We also observed a main effect of BDNF Val66Met in the rACC and AMY, with Met66 carriers showing greater reactivity to emotional stimuli than Val/Val homozygotes; a finding consistent with previous fMRI research on emotion processing (Montag et al. 2008
; Mukherjee et al. 2011
). Additionally, previous behavioral (Beevers et al. 2009
; Terracciano et al. 2010
), structural (Pezawas et al. 2004
; Carballedo et al. 2012
), molecular (Chen et al. 2006
), and fMRI memory consolidation (Egan et al. 2003
) studies have identified Met66 carriers as being more at risk for affective disorders and related traits. Due to the lower neural plasticity associated with lower BDNF levels and impaired memory consolidation processes, it has been suggested that the BDNF Met66 allele reduces capacity for the retrieval of emotional memories (Mukherjee et al. 2011
). This impairment consequently impacts the ability to process the present emotional context, and thus to respond to it adaptively (Mukherjee et al. 2011
). The overreactivity displayed in BDNF Met66 allele carriers may be also associated with hyperactivity of neurovisceral networks (including the rACC; Lane et al. 2009
) involved in the activation and regulation of the autonomic nervous system (Thayer 2006
; Gatt et al. 2009
), and our results suggest that these networks may be further and partially moderated by 5-HTTLPR status. Therefore, those carrying the BDNF Met66 allele may have a reduced capacity to strengthen networks that regulate reactivity to emotional stimuli through learning in previous emotional contexts.
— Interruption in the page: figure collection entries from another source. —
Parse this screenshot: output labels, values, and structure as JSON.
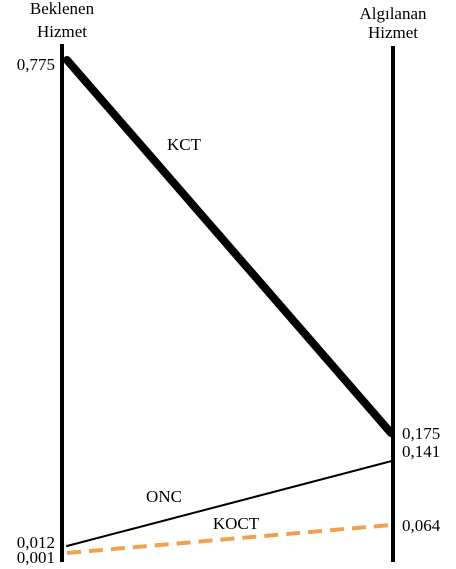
{
  "chart_data": {
    "type": "line",
    "left_axis": {
      "title_lines": [
        "Beklenen",
        "Hizmet"
      ]
    },
    "right_axis": {
      "title_lines": [
        "Algılanan",
        "Hizmet"
      ]
    },
    "series": [
      {
        "name": "KCT",
        "left_value": 0.775,
        "right_value": 0.175,
        "left_label": "0,775",
        "right_label": "0,175",
        "color": "#000000",
        "style": "solid",
        "weight": "thick"
      },
      {
        "name": "ONC",
        "left_value": 0.012,
        "right_value": 0.141,
        "left_label": "0,012",
        "right_label": "0,141",
        "color": "#000000",
        "style": "solid",
        "weight": "thin"
      },
      {
        "name": "KOCT",
        "left_value": 0.001,
        "right_value": 0.064,
        "left_label": "0,001",
        "right_label": "0,064",
        "color": "#f0a050",
        "style": "dashed",
        "weight": "medium"
      }
    ]
  }
}
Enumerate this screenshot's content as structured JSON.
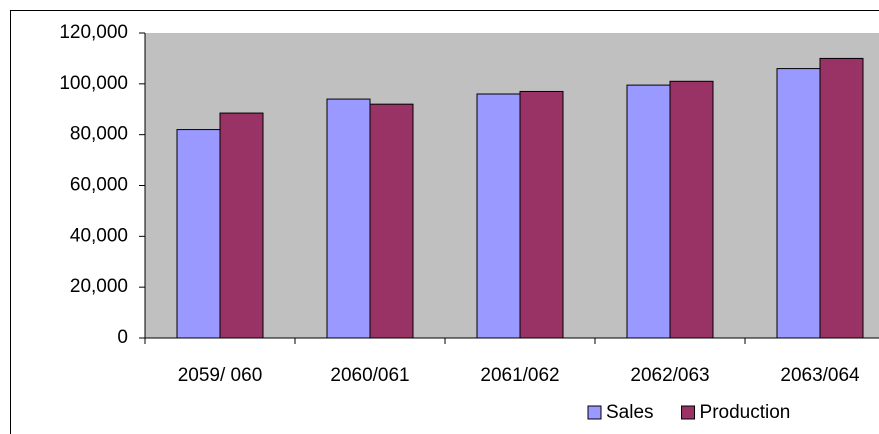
{
  "chart_data": {
    "type": "bar",
    "categories": [
      "2059/ 060",
      "2060/061",
      "2061/062",
      "2062/063",
      "2063/064"
    ],
    "series": [
      {
        "name": "Sales",
        "color": "#9999ff",
        "values": [
          82000,
          94000,
          96000,
          99500,
          106000
        ]
      },
      {
        "name": "Production",
        "color": "#993366",
        "values": [
          88500,
          92000,
          97000,
          101000,
          110000
        ]
      }
    ],
    "ylim": [
      0,
      120000
    ],
    "yticks": [
      0,
      {
        "value": 20000,
        "label": "20,000"
      },
      {
        "value": 40000,
        "label": "40,000"
      },
      {
        "value": 60000,
        "label": "60,000"
      },
      {
        "value": 80000,
        "label": "80,000"
      },
      {
        "value": 100000,
        "label": "100,000"
      },
      {
        "value": 120000,
        "label": "120,000"
      }
    ],
    "grid": false,
    "legend": "bottom-right",
    "plot_background": "#c0c0c0"
  }
}
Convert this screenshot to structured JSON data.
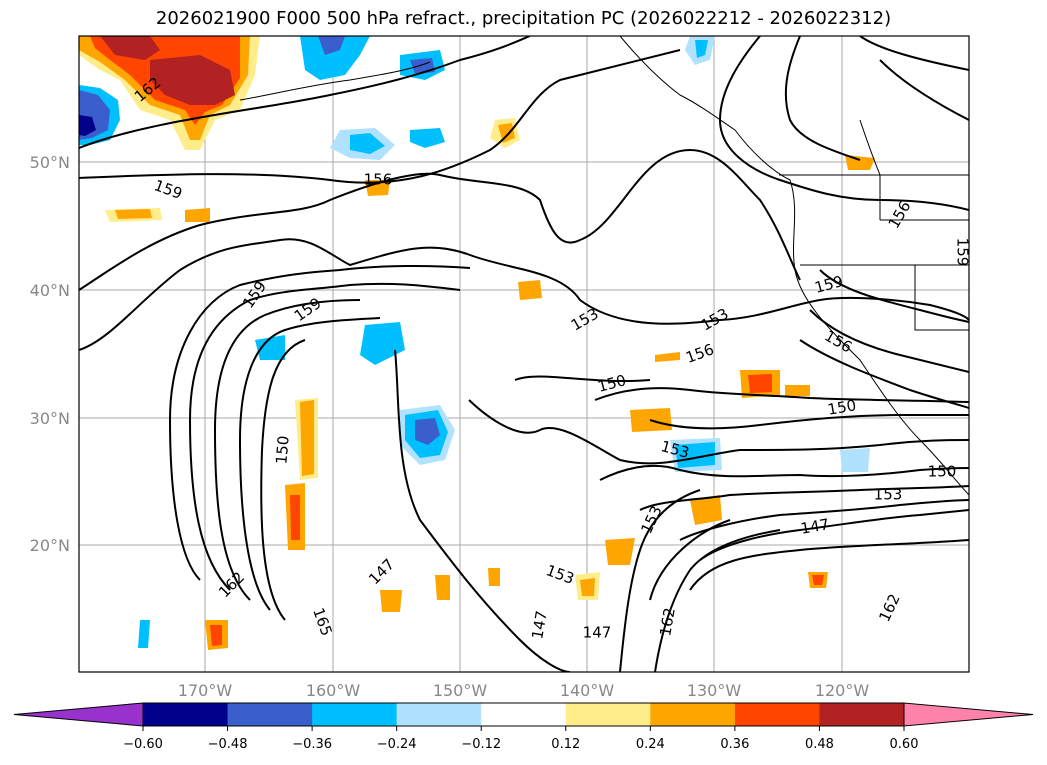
{
  "title": "2026021900 F000 500 hPa refract., precipitation PC (2026022212 - 2026022312)",
  "lat_labels": [
    "50°N",
    "40°N",
    "30°N",
    "20°N"
  ],
  "lon_labels": [
    "170°W",
    "160°W",
    "150°W",
    "140°W",
    "130°W",
    "120°W"
  ],
  "contour_labels": [
    "162",
    "159",
    "156",
    "159",
    "159",
    "153",
    "153",
    "156",
    "150",
    "150",
    "150",
    "153",
    "153",
    "150",
    "147",
    "147",
    "162",
    "165",
    "162",
    "156",
    "159",
    "156",
    "153",
    "153",
    "147",
    "147",
    "162",
    "159"
  ],
  "colorbar": {
    "ticks": [
      "−0.60",
      "−0.48",
      "−0.36",
      "−0.24",
      "−0.12",
      "0.12",
      "0.24",
      "0.36",
      "0.48",
      "0.60"
    ],
    "colors": {
      "under": "#9932cc",
      "bins": [
        "#9932cc",
        "#00008b",
        "#3a5fcd",
        "#00bfff",
        "#b0e2ff",
        "#ffffff",
        "#ffec8b",
        "#ffa500",
        "#ff4500",
        "#b22222",
        "#ff82ab"
      ],
      "over": "#ff82ab"
    }
  }
}
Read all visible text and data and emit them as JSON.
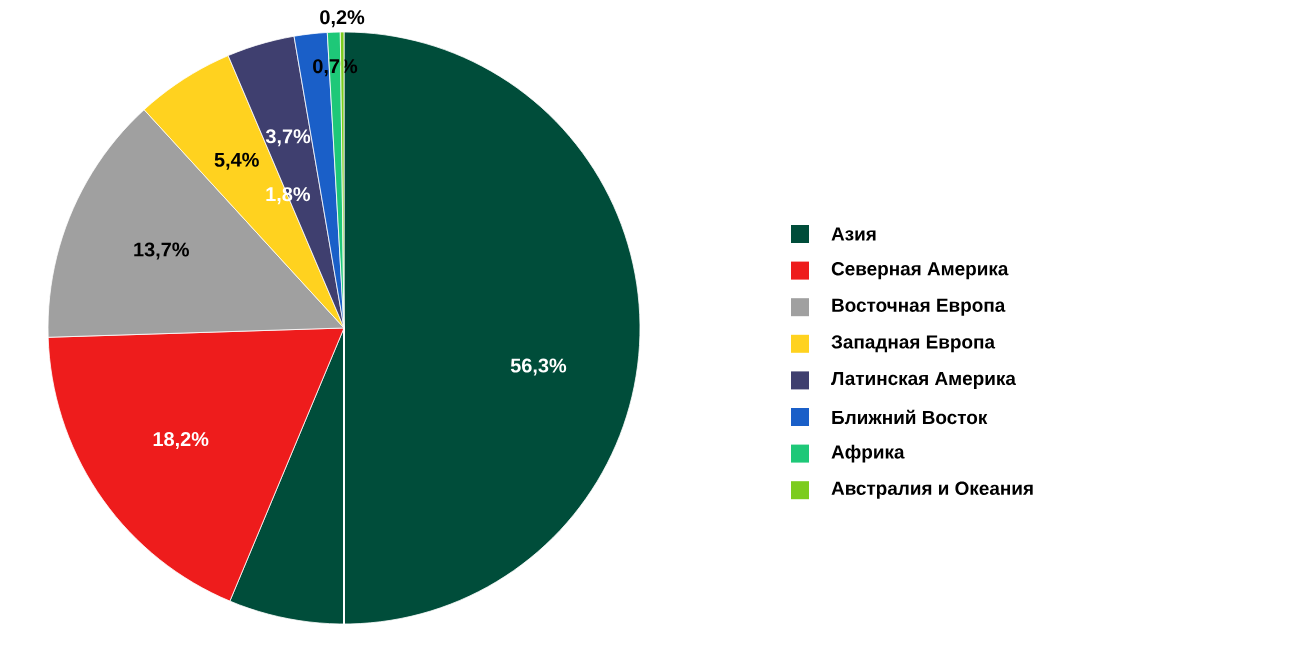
{
  "chart_data": {
    "type": "pie",
    "categories": [
      "Азия",
      "Северная Америка",
      "Восточная Европа",
      "Западная Европа",
      "Латинская Америка",
      "Ближний Восток",
      "Африка",
      "Австралия и Океания"
    ],
    "values": [
      56.3,
      18.2,
      13.7,
      5.4,
      3.7,
      1.8,
      0.7,
      0.2
    ],
    "value_labels": [
      "56,3%",
      "18,2%",
      "13,7%",
      "5,4%",
      "3,7%",
      "1,8%",
      "0,7%",
      "0,2%"
    ],
    "colors": [
      "#004d3a",
      "#ee1c1c",
      "#a0a0a0",
      "#ffd21f",
      "#3f3f6f",
      "#1a5fc8",
      "#1ec878",
      "#7ccc1e"
    ],
    "legend": "right"
  }
}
Due to the infancy of research in this area (Martinowich and Lu 2008
), a limitation that is faced by researchers is small sample size, which is then magnified when attempting to examine epistatic interactions. However, the large effects and clear differences between groups at the individual subject level within a homogenous sample are reassuring. Indeed, significant and strong fMRI findings obtained from smaller samples with conservative correction procedures may be true, rather than false, positives and consistent with findings from larger samples (Murphy and Garavan 2004
), particularly within the imaging genetics paradigm (Meyer-Lindenberg et al. 2008
). As there are known modulatory effects of hormone status (e.g., Felmingham et al. 2012
) and sex on gene–brain (e.g., Everaerd et al. 2012
) and gene-affective disorder vulnerability (e.g., Sjöberg et al. 2006
), our findings are limited to the female sex only. Future studies employing emotion processing paradigms and recruiting larger, homogenous samples of females and males will broaden and increase confidence in findings on the impact of the functional epistasis of 5-HTTLPR and BDNF Val66Met on brain-behavioral correlates of emotion processing.
In conclusion, our preliminary study demonstrates a role for 5-HTTLPR, BDNF Val66Met, and their epistasis on emotion processing. Building on previous findings, our novel contribution to the literature is an illustration of a potential functional epistasis of 5-HTTLPR and BDNF Val66Met polymorphisms on emotion processing. The functional impact of the BDNF Val66Met allele may be partially dependent on 5-HTTLPR alleles, with the emotional reactivity of the rACC and AMY being implicated in this epistasis. Both Wang et al. (2012
) and our findings, in independent samples and tasks, provide support for S and Met as a vulnerable genetic grouping. Future research on the epistasis of 5-HTTLPR and BDNF Val66Met should consider both its structural and functional impacts, employing large, homogenous samples of females and males. Working within a gene–brain–behavior framework, future clinical research should consider the potential for a structural–functional epistasis of 5-HTTLPR and BDNF Val66Met that may underpin vulnerability for affective disorders.